A Heights issue from Oct. 26, 1970 gives testimony to this, as an article on the Black Student Organization discusses its hopes for heightened presence on campus. “This year the Black Student Organization … feel that they no longer should have to go off campus for all social activities, and as Newton is definitely still socially geared for the upper-middle class white student, the black students feel that they should not be solely subjected to the traditional activities,” the article said. “In the 1970s there were even a few stay-ins in Gasson and the Botolph House,” O’Toole said. “Black students were lobbying for an increased percentage of minorities on campus, for greater representation, etc.”

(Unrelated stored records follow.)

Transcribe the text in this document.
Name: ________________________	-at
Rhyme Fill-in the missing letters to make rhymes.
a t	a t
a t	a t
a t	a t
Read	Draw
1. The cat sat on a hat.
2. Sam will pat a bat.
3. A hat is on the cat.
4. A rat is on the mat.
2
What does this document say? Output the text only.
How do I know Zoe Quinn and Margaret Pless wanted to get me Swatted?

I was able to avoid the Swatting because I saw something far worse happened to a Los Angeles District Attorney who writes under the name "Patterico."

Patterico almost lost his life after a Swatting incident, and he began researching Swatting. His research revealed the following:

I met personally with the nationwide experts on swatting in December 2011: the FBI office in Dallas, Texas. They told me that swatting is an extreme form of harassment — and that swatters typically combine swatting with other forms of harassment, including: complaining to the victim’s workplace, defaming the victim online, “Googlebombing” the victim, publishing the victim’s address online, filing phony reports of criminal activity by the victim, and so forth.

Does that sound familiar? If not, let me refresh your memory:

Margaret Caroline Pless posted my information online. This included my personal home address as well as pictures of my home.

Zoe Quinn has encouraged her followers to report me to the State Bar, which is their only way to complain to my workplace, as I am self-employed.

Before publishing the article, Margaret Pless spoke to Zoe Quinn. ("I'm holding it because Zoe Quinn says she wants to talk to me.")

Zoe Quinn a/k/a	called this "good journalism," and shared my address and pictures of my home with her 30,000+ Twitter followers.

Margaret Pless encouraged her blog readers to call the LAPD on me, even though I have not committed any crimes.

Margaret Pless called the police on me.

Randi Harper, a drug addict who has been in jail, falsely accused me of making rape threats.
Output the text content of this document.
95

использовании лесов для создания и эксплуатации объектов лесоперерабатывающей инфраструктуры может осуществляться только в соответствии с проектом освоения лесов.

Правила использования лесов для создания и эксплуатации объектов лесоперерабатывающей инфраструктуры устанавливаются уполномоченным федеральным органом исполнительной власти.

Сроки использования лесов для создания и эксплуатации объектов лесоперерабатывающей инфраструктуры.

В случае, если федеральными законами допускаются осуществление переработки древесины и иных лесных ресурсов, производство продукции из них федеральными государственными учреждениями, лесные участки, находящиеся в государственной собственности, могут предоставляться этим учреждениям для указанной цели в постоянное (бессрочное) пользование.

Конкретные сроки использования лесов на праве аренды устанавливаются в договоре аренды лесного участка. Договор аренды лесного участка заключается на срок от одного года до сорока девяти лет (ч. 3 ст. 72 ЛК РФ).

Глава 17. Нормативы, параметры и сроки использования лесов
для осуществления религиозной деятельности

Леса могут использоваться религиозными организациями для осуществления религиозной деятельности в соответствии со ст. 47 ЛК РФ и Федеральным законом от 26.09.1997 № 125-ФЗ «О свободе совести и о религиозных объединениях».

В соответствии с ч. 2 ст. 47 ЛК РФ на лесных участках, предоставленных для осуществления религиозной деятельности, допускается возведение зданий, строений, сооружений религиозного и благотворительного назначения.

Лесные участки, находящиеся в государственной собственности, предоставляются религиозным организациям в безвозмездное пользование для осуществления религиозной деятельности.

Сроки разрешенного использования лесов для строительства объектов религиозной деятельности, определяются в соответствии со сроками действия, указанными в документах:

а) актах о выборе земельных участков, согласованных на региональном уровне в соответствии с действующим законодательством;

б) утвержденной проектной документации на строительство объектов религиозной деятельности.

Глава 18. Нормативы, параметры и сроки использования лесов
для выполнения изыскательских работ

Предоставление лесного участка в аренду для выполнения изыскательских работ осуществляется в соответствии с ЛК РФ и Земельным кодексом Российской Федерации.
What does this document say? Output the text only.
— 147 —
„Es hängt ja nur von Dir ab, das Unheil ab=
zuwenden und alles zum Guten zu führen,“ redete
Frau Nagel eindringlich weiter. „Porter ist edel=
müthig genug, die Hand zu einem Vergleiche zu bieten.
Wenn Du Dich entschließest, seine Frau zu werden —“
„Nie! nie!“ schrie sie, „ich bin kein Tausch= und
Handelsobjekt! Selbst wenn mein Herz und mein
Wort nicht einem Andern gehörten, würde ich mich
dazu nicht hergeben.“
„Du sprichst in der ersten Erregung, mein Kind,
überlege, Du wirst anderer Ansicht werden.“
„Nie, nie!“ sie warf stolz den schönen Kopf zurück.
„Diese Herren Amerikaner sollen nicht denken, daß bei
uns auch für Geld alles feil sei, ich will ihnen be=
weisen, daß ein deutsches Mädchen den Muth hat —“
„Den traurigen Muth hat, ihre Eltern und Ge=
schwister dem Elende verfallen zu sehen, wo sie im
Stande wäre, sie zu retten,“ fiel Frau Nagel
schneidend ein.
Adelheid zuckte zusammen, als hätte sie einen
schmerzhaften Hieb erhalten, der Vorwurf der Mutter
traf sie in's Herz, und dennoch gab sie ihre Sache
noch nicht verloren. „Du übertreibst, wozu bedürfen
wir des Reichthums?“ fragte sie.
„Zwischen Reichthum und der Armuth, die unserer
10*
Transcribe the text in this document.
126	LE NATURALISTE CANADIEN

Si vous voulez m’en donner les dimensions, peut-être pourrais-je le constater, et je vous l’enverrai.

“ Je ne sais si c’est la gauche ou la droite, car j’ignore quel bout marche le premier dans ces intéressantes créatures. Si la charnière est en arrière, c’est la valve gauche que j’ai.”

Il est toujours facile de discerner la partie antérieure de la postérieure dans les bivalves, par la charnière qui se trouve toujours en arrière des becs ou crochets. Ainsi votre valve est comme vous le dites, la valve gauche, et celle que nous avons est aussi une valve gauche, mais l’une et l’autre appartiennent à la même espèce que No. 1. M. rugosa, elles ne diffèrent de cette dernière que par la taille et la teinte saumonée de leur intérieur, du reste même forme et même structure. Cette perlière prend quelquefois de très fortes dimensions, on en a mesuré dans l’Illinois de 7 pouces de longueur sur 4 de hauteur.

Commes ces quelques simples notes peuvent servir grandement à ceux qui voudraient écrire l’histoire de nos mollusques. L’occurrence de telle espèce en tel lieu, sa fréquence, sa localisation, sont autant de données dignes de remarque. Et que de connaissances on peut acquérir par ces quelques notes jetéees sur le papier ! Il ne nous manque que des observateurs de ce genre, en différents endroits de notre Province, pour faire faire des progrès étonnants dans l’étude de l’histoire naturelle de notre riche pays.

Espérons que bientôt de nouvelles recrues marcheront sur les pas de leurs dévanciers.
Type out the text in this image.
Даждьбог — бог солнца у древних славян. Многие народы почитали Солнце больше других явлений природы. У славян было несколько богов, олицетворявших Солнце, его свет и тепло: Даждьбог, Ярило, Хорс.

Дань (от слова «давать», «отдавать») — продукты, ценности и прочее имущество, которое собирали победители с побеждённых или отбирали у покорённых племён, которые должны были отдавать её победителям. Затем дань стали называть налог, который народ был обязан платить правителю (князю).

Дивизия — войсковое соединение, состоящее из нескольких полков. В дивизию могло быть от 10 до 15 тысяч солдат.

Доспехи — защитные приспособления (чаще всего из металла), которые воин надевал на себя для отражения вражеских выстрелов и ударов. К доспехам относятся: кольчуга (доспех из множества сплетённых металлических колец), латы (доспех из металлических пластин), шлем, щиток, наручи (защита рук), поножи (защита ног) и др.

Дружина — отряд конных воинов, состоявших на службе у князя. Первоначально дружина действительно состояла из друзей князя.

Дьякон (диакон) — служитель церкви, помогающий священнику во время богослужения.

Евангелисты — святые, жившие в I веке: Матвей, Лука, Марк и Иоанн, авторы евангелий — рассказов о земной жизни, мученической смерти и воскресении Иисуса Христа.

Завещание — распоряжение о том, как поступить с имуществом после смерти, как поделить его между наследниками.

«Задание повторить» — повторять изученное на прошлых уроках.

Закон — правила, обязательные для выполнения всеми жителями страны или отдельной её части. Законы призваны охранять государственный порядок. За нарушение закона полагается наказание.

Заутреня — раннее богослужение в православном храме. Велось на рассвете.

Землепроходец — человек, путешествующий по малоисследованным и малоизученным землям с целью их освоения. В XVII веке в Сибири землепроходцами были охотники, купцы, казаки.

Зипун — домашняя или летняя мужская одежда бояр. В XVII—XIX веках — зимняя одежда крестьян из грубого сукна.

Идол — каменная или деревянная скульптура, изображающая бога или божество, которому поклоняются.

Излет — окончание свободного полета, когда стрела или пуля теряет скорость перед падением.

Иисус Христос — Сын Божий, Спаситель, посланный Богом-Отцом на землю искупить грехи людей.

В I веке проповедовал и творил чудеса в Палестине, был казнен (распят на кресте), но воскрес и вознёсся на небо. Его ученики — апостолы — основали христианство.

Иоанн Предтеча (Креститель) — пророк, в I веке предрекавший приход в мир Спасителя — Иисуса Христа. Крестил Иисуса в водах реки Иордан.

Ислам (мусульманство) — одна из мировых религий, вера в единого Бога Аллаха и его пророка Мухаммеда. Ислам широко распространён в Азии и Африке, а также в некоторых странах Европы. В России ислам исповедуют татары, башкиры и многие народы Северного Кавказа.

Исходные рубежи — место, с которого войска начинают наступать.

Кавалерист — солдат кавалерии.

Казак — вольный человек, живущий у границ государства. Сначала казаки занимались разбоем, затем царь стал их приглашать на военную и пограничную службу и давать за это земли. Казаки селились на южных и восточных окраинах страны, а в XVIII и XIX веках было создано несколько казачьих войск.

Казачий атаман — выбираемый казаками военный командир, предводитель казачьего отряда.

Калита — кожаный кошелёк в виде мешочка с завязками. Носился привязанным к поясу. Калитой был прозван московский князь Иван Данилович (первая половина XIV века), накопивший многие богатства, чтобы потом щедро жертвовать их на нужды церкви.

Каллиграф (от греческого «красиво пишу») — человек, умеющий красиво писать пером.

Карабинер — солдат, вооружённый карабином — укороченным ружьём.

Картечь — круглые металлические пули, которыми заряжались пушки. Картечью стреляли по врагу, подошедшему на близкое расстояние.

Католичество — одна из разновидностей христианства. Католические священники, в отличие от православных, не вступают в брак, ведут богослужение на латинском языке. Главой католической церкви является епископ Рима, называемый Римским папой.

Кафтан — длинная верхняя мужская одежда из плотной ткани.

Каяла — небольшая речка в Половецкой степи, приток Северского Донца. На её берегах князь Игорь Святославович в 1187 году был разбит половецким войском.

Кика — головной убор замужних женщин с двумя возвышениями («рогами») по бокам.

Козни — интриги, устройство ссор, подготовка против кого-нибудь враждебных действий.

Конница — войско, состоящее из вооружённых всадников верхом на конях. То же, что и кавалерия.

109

Gradually, the Black Talent Program became a student-run organization, until 1975, when then-University President Rev. Donald Monan, S.J. launched a study of minority education at BC program, which effectively replaced the Black Talent Program with the appointment of a full-time minority counselor.
In 1979, with encouragement from a BC student group led by Alfred Feliciano, BC ’81, and Valerie Lewis, BC ’79, the Board of Trustees approved the Minority Student Programs’ name change to the “Office of AHANA (African American, Hispanic, Asian-American, and Native-American) Student Programs (OASP).” From 1979 to 2005, OASP flourished under Donald Brown, who established hallmark programs such as the Benjamin Elijah Mays Mentoring Program and Options through Education (OTE). In July 2009, OASP partnered with student groups to celebrate the 30th anniversary of the AHANA acronym through the Reconnect alumni gathering. As of September 2014, the undergraduate population of BC includes 32 percent AHANA students.
Due to the recent deaths of Trayvon Martin, Michael Brown, and Eric Garner, students at BC staged a “Die-In” in the newly refurbished St. Mary’s Chapel on Dec. 9, 2014—an event reminiscent of the stay-ins staged by black students in the 1970s and 1980s. With chants and slogans such as “I Can’t Breathe” and “Black Lives Matter,” many BC students protested police brutality and what they considered an inadequate response from the University to the killing of unarmed black men in Missouri and New York.
The protesters were initially issued notice of potential disciplinary sanctions. The event has since started a semester-long initiative, spearheaded by the Jesuit Institute, opening new dialogues on race at BC and giving faculty and students an opportunity to again reexamine the face of the University.